If anyone is deserving of honor and recognition for her accomplishments in television, it’s absolutely Carol Burnett, who just received the Golden Globes’ first special award in the category of TV Lifetime Achievement. Even more exciting? The award is named after her, which means that each year someone will be the recipient of The Carol Burnett Award.
Carol took to the stage on Sunday, Jan. 6 to accept her honor with a touching speech after actor Steve Carrell presented her with the award. “Steve Carrell… all I can say is, ‘He is as nice as he is talented. And I thank you so much.’ My thanks to the Hollywood Foreign Press Association — I am really gobsmacked by this. Does this mean I get to accept it every year? You know, my first love growing up was the movies. I’d see as many as six to eight films per week with my grandmother, who raised me. And then later, when I was a teenager, we got our first television set and then I had a new love. But regardless of the medium, what fascinated me was that the stars on the screen could make people laugh or cry or sometimes both. And I wished and I hoped that maybe, just maybe, someday, I could have the chance to do the same thing. Well, those childhood dreams came true,” she began.

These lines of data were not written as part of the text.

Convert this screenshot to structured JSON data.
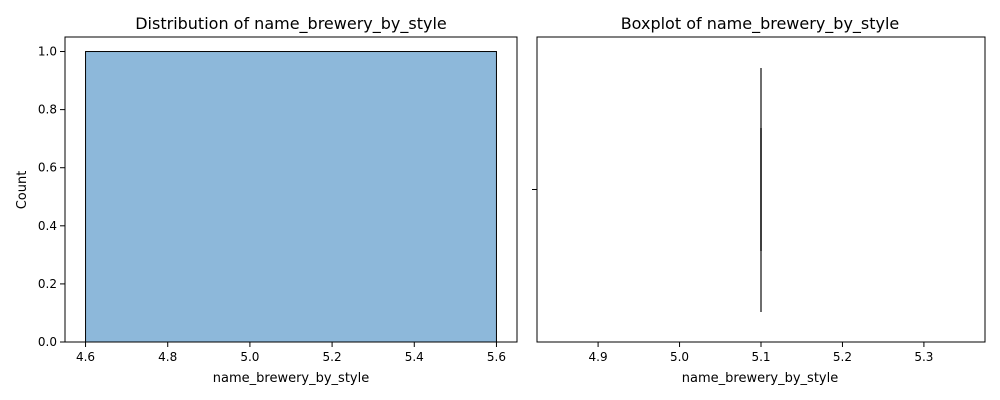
{
  "chart_data": [
    {
      "type": "bar",
      "title": "Distribution of name_brewery_by_style",
      "xlabel": "name_brewery_by_style",
      "ylabel": "Count",
      "xlim": [
        4.55,
        5.65
      ],
      "ylim": [
        0,
        1.05
      ],
      "xticks": [
        "4.6",
        "4.8",
        "5.0",
        "5.2",
        "5.4",
        "5.6"
      ],
      "yticks": [
        "0.0",
        "0.2",
        "0.4",
        "0.6",
        "0.8",
        "1.0"
      ],
      "bins": [
        {
          "start": 4.6,
          "end": 5.6,
          "count": 1
        }
      ],
      "bar_color": "#8db8da",
      "edge_color": "#000000",
      "grid": false
    },
    {
      "type": "boxplot",
      "title": "Boxplot of name_brewery_by_style",
      "xlabel": "name_brewery_by_style",
      "ylabel": "",
      "xlim": [
        4.825,
        5.375
      ],
      "xticks": [
        "4.9",
        "5.0",
        "5.1",
        "5.2",
        "5.3"
      ],
      "values": [
        5.1
      ],
      "median": 5.1,
      "q1": 5.1,
      "q3": 5.1,
      "whisker_low": 5.1,
      "whisker_high": 5.1,
      "line_color": "#3f3f3f",
      "grid": false
    }
  ]
}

“Sometimes on the big screen, but primarily on television, on a comedy variety show that, half a century later, still connects with people in a way that makes me very proud. Sometimes I catch myself daydreaming about being young again and doing it all over. And then I bring myself up short, when I realize how incredibly fortunate I was to be there at the right time. Because what we did then, it couldn’t be done today,” Carole continued. “The cost alone would be prohibitive. A 28-piece live orchestra, no synthesizers, 12 dancers, an average of 65 costumes a week… I’m so grateful for the chemistry [the cast] had together. And there was chemistry behind the cameras, too… we all became one happy family for 11 joy-filled years. And nothing like our show — and I might add, other variety shows at the time — would ever see the light of day today because the networks, they just wouldn’t spend the money. And because there are so many cable competitors, they’re not going to take a chance. And sad to say, today’s audiences might not even know what they’re missing. So here’s to reruns and YouTube,” Carol joked.

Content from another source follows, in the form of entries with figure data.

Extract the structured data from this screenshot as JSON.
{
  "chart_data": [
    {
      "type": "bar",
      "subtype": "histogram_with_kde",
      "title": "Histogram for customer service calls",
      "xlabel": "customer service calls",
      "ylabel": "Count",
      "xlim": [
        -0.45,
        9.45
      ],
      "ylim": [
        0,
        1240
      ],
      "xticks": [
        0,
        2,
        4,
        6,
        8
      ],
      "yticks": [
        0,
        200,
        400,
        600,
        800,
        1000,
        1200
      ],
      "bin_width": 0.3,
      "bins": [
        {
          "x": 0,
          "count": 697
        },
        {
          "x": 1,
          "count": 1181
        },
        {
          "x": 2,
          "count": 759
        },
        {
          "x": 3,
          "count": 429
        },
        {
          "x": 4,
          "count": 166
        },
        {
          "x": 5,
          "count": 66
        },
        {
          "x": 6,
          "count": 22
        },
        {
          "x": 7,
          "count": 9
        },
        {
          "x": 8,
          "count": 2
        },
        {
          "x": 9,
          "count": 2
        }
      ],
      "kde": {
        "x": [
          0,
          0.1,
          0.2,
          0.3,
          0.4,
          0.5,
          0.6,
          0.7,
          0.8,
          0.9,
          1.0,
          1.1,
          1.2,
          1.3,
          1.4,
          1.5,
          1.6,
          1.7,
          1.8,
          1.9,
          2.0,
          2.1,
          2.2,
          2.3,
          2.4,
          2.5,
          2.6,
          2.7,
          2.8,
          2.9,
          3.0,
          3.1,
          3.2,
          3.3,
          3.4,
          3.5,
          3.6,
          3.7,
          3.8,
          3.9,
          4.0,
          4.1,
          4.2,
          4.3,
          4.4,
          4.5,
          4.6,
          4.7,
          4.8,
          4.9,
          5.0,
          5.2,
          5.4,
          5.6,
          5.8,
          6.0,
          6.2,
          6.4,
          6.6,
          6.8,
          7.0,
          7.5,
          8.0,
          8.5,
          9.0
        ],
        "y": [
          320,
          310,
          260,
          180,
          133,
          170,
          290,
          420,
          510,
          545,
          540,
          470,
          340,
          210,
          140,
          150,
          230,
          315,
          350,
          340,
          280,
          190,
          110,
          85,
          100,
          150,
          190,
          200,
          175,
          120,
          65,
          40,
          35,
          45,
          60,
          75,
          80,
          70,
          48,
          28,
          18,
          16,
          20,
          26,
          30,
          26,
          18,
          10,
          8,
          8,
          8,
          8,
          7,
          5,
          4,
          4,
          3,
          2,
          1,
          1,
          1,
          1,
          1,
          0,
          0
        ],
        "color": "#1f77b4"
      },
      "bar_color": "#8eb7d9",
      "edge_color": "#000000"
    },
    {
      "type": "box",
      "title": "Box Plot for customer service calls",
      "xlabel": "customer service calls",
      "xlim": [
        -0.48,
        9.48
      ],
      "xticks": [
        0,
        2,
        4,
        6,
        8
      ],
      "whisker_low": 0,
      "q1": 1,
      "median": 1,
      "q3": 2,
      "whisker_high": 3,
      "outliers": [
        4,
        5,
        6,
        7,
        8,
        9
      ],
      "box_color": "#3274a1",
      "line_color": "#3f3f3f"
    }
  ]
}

She continued, “But what has remained the same for every person who is lucky enough to be on television is the belief that we’ve been given an opportunity to do something special. We’ve been granted a gift — a canvas to paint with our talent, one that can make people laugh or cry or maybe do both. So this award — oh my gosh, so generously named after me — is dedicated to all those who made my dreams come true and to all those out there who share the love I have for television and the yearn to be part of this unique medium that has been so good to me. I’m just happy that our show happened when it did and I can look back and say once more, ‘I’m so glad we had this time together.’ Thank you.”

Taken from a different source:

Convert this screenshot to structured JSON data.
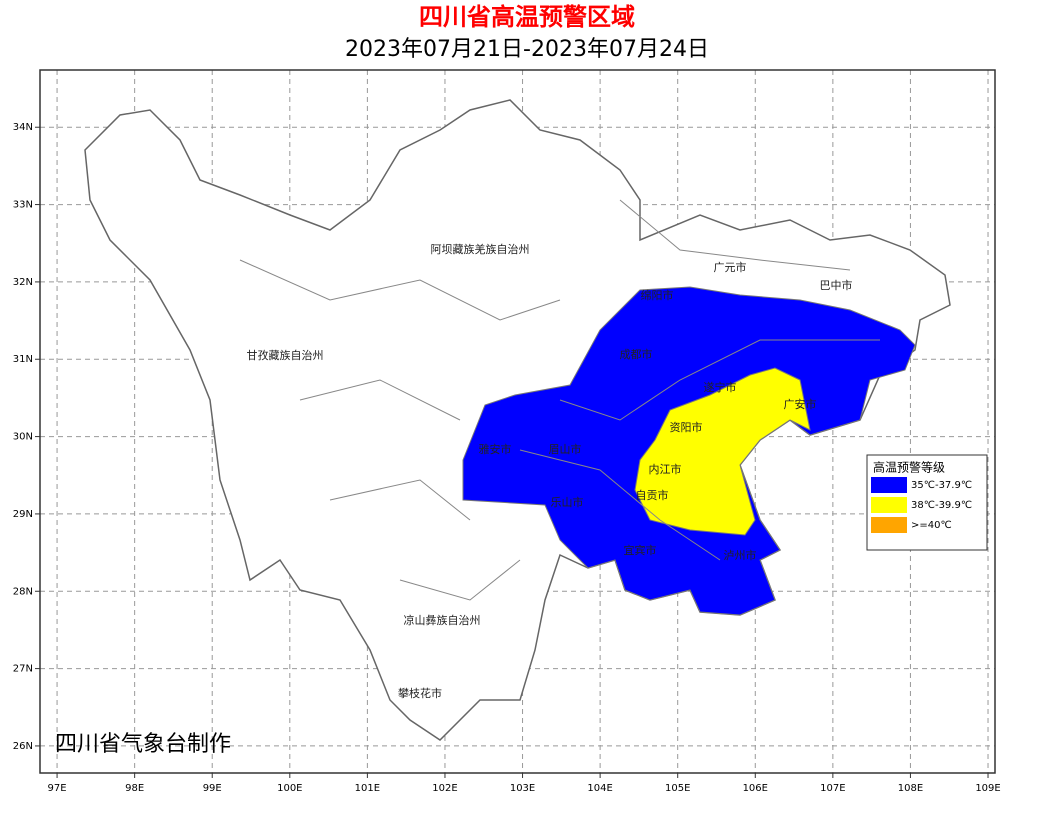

After it was announced that Carol would be receiving The Carol Burnett Award, Foreign Press President Meher Tatna said in a statement, “We are profoundly grateful for her contributions to the entertainment industry and honored to celebrate her legacy forever at the Golden Globes.”
In his book, The Carol Burnett Show Companion: So Glad We Had This Time Together, author Wesley Hyatt observes of the show’s enduring popularity, “Part of its favorable standing had to do with the titular star, who began each show coming across as warm and endearing, talking with members of her studio audience. Thereafter, Carol could and did indulge in mugging, belting, and dancing up a storm, along with occasional dramatic acting, to offer viewers a multidimensional performer who had few peers in entertainment, male or female. She made you think that being part of a comedy-variety series was the best fun you could have in the world, and her engaging presence won over even the most cynical of viewers.”
For her part, in the introduction of her memoir, In Such Good Company: Eleven Years of Laughter, Mayhem, and Fun in the Sandbox, Carol writes, “I recently had the extreme pleasure of receiving the Screen Actor’s Guild Life Achievement Award, and in accepting the honor, I talked about how much I loved going to the movies with my grandmother, Nanny, as a kid. My favorites were the comedies and the musicals. I think that’s when I fell in love with the idea of, someday, being a musical comedy performer. Since there wasn’t television ‘back in the covered wagon days,’ when I was growing up, I never imagined that my dream would be realized by having my own weekly musical comedy variety show on the small screen. But that’s exactly what happened.”
Adds Wesley, “Though her humor and approach often reminded people of Lucille Ball, four-time guest star Pat Carroll points out a crucial difference between the women. ‘Lucy could not step outside of herself,’ meaning Ball would have had a difficult time slipping in and out of character, plus introduce acts and do numbers the way Carol did. Simply put, Carol was one of a kind.”